Hacker News new | ask | show | jobs
by golol 757 days ago
Ok you want the general answer? Consider a discrete time Markov process with memory length N on a finite state space. Train a transformer with context length N on sample trajectories with SGD. Can you expect the transformer to become a good approximation for the dynamics of the Markov process? More specifically, suppose your Markov process is generated by some algorithm/Turing machine couple with some random data. Then, can you expect the transformer to learn to emulate the behavior of the underlying Turing machine, even when run on data which was notnin the initial distribution?

Another way to phrase it: Given a physical process that generates discrete time series trajectories, can our current transformer + SGD method learn to emulate the underlying physical processes by observing sample trajectories?

This question can be somewhat mathematically stated but it is quite difficult because there are still some words in there where I used common sense. For example mathematically there will always exist weird counterexamples, so you would have to quantify things very carefully. That's very difficult, so experiments are the best we can do right now.

Hence any instance where transformers fail to learn a Marko process are very interesting. Example: Addition of random numbers.

1 comments

Is addition a Markov process? I really don't think so. You can certainly model e.g. integer addition by a Markov process, up to some integer k but addition itself is usually formalised by the Peano axioms, that are not quite Markovian. I guess you can see the relation between S(n) and S(S(n)) as some kind of Markov chain. That's really not a standard view though.
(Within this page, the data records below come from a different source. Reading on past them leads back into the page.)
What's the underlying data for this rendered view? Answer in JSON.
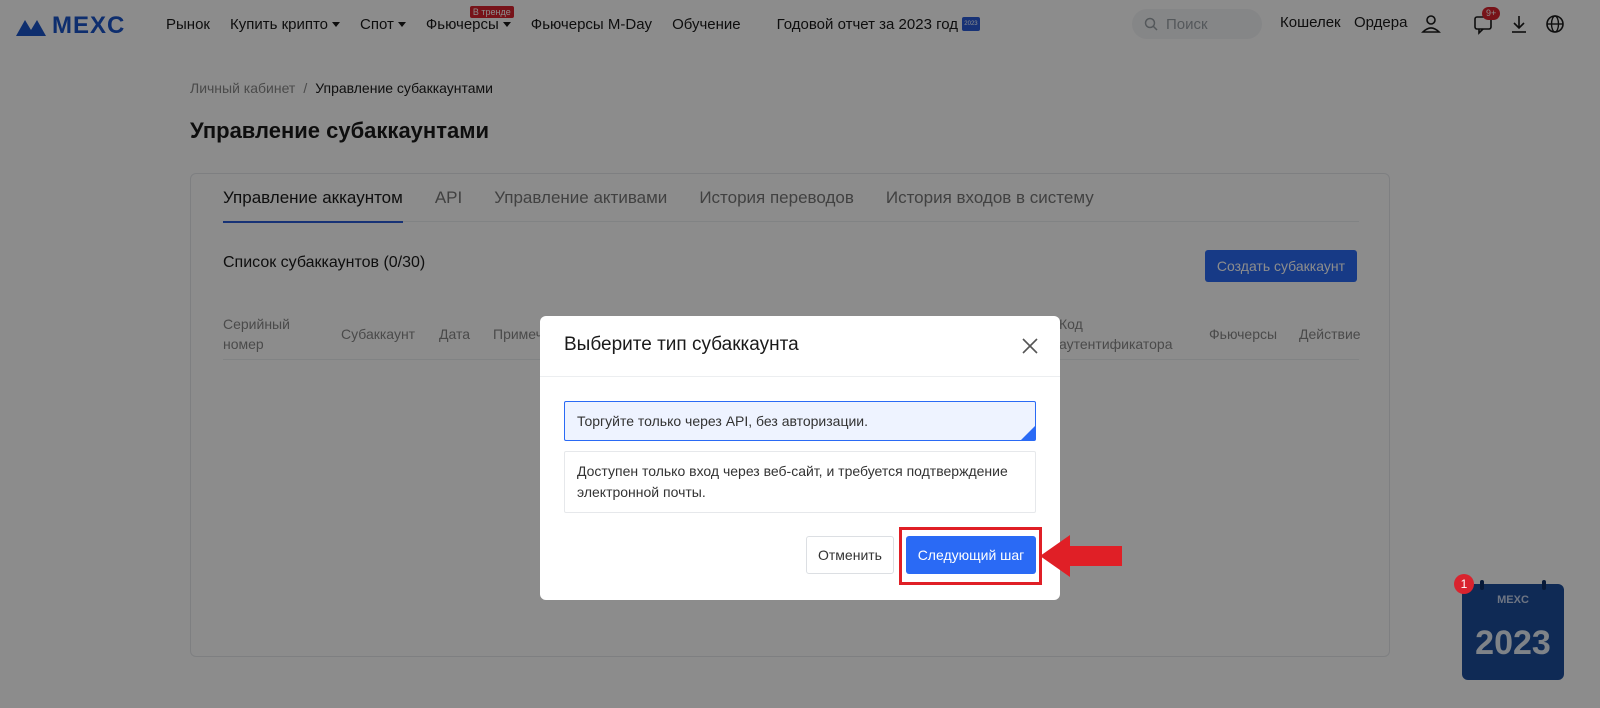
{
  "header": {
    "logo_text": "MEXC",
    "nav": [
      {
        "label": "Рынок",
        "caret": false
      },
      {
        "label": "Купить крипто",
        "caret": true
      },
      {
        "label": "Спот",
        "caret": true
      },
      {
        "label": "Фьючерсы",
        "caret": true
      },
      {
        "label": "Фьючерсы M-Day",
        "caret": false
      },
      {
        "label": "Обучение",
        "caret": false
      }
    ],
    "trend_badge": "В тренде",
    "report_link": "Годовой отчет за 2023 год",
    "report_flag_text": "2023",
    "search_placeholder": "Поиск",
    "wallet": "Кошелек",
    "orders": "Ордера",
    "notif_count": "9+"
  },
  "breadcrumb": {
    "root": "Личный кабинет",
    "separator": "/",
    "current": "Управление субаккаунтами"
  },
  "page_title": "Управление субаккаунтами",
  "tabs": [
    "Управление аккаунтом",
    "API",
    "Управление активами",
    "История переводов",
    "История входов в систему"
  ],
  "list_title": "Список субаккаунтов (0/30)",
  "create_button": "Создать субаккаунт",
  "columns": {
    "serial_line1": "Серийный",
    "serial_line2": "номер",
    "subaccount": "Субаккаунт",
    "date": "Дата",
    "note": "Примеч",
    "auth_line1": "Код",
    "auth_line2": "аутентификатора",
    "futures": "Фьючерсы",
    "action": "Действие"
  },
  "modal": {
    "title": "Выберите тип субаккаунта",
    "option_api": "Торгуйте только через API, без авторизации.",
    "option_web": "Доступен только вход через веб-сайт, и требуется подтверждение электронной почты.",
    "cancel": "Отменить",
    "next": "Следующий шаг"
  },
  "calendar": {
    "brand": "MEXC",
    "year": "2023",
    "badge": "1"
  },
  "colors": {
    "brand": "#1a55c8",
    "accent": "#2a6af5",
    "highlight": "#e01f26"
  }
}
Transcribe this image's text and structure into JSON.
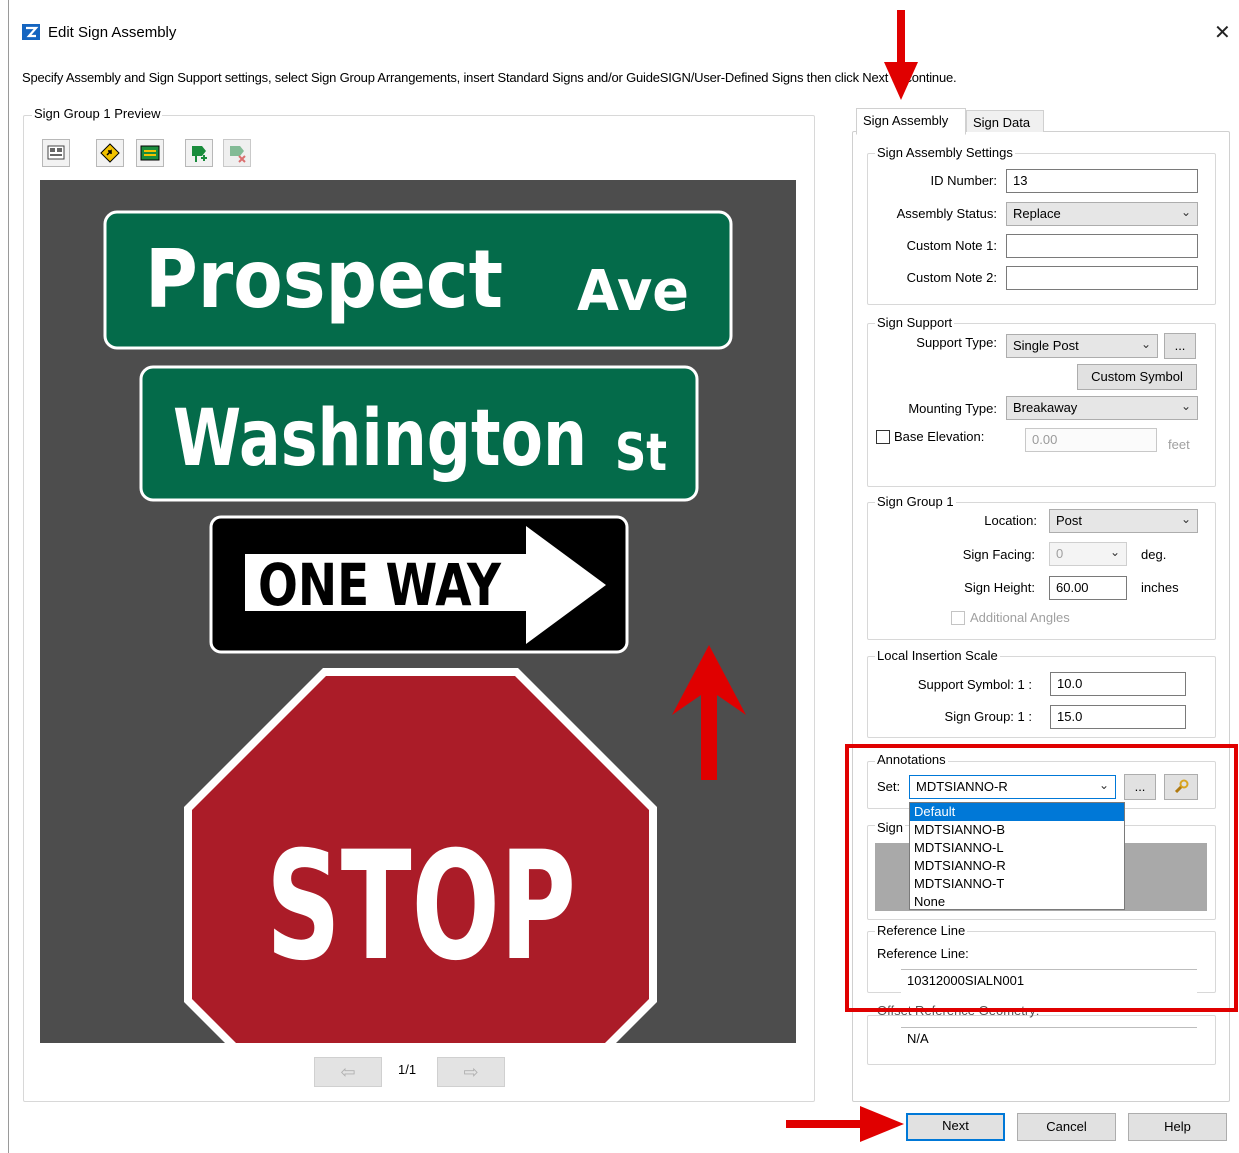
{
  "window": {
    "title": "Edit Sign Assembly",
    "close_glyph": "✕",
    "instructions": "Specify Assembly and Sign Support settings, select Sign Group Arrangements, insert Standard Signs and/or GuideSIGN/User-Defined Signs then click Next to continue."
  },
  "preview": {
    "group_label": "Sign Group 1 Preview",
    "toolbar_icons": [
      "sign-properties-icon",
      "warning-sign-icon",
      "guide-sign-icon",
      "add-sign-icon",
      "remove-sign-icon"
    ],
    "canvas_color": "#4d4d4d",
    "signs": [
      {
        "type": "street-name",
        "name": "Prospect",
        "suffix": "Ave",
        "color": "#046b4a"
      },
      {
        "type": "street-name",
        "name": "Washington",
        "suffix": "St",
        "color": "#046b4a"
      },
      {
        "type": "one-way",
        "text": "ONE WAY"
      },
      {
        "type": "stop",
        "text": "STOP",
        "color": "#ab1c28"
      }
    ],
    "pager": {
      "page": "1/1",
      "prev_glyph": "⇦",
      "next_glyph": "⇨"
    }
  },
  "tabs": [
    {
      "label": "Sign Assembly",
      "active": true
    },
    {
      "label": "Sign Data",
      "active": false
    }
  ],
  "assembly_settings": {
    "legend": "Sign Assembly Settings",
    "id_number_label": "ID Number:",
    "id_number_value": "13",
    "status_label": "Assembly Status:",
    "status_value": "Replace",
    "note1_label": "Custom Note 1:",
    "note1_value": "",
    "note2_label": "Custom Note 2:",
    "note2_value": ""
  },
  "sign_support": {
    "legend": "Sign Support",
    "support_type_label": "Support Type:",
    "support_type_value": "Single Post",
    "browse_label": "...",
    "custom_symbol_label": "Custom Symbol",
    "mounting_type_label": "Mounting Type:",
    "mounting_type_value": "Breakaway",
    "base_elevation_label": "Base Elevation:",
    "base_elevation_value": "0.00",
    "base_elevation_unit": "feet",
    "base_elevation_checked": false
  },
  "sign_group": {
    "legend": "Sign Group 1",
    "location_label": "Location:",
    "location_value": "Post",
    "facing_label": "Sign Facing:",
    "facing_value": "0",
    "facing_unit": "deg.",
    "height_label": "Sign Height:",
    "height_value": "60.00",
    "height_unit": "inches",
    "additional_angles_label": "Additional Angles"
  },
  "insertion_scale": {
    "legend": "Local Insertion Scale",
    "support_symbol_label": "Support Symbol: 1 :",
    "support_symbol_value": "10.0",
    "sign_group_label": "Sign Group: 1 :",
    "sign_group_value": "15.0"
  },
  "annotations": {
    "legend": "Annotations",
    "set_label": "Set:",
    "set_value": "MDTSIANNO-R",
    "browse_label": "...",
    "options": [
      "Default",
      "MDTSIANNO-B",
      "MDTSIANNO-L",
      "MDTSIANNO-R",
      "MDTSIANNO-T",
      "None"
    ],
    "highlighted_option": "Default",
    "hidden_group_label": "Sign"
  },
  "reference_line": {
    "legend": "Reference Line",
    "label": "Reference Line:",
    "value": "10312000SIALN001"
  },
  "offset_reference": {
    "label": "Offset Reference Geometry:",
    "value": "N/A"
  },
  "footer": {
    "next_label": "Next",
    "cancel_label": "Cancel",
    "help_label": "Help"
  },
  "annotation_colors": {
    "arrow": "#e00000",
    "highlight_box": "#e00000"
  }
}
In any case, a complete theory of addition must be correct up to inifinity so you won't get that with any Markov process we can train from data. Although you can learn addition with a simple linear regression, by setting the weights appropriately. That's because a function of a line already includes addition, and multiplication, and that's basically not very different to what the team in the paper above is trying to do. Meaning: they're trying to hand-code the concept of addition in embeddings. It's not 100% because they're also at the same time trying to not 100% encode it, but it's a hard balance to strike.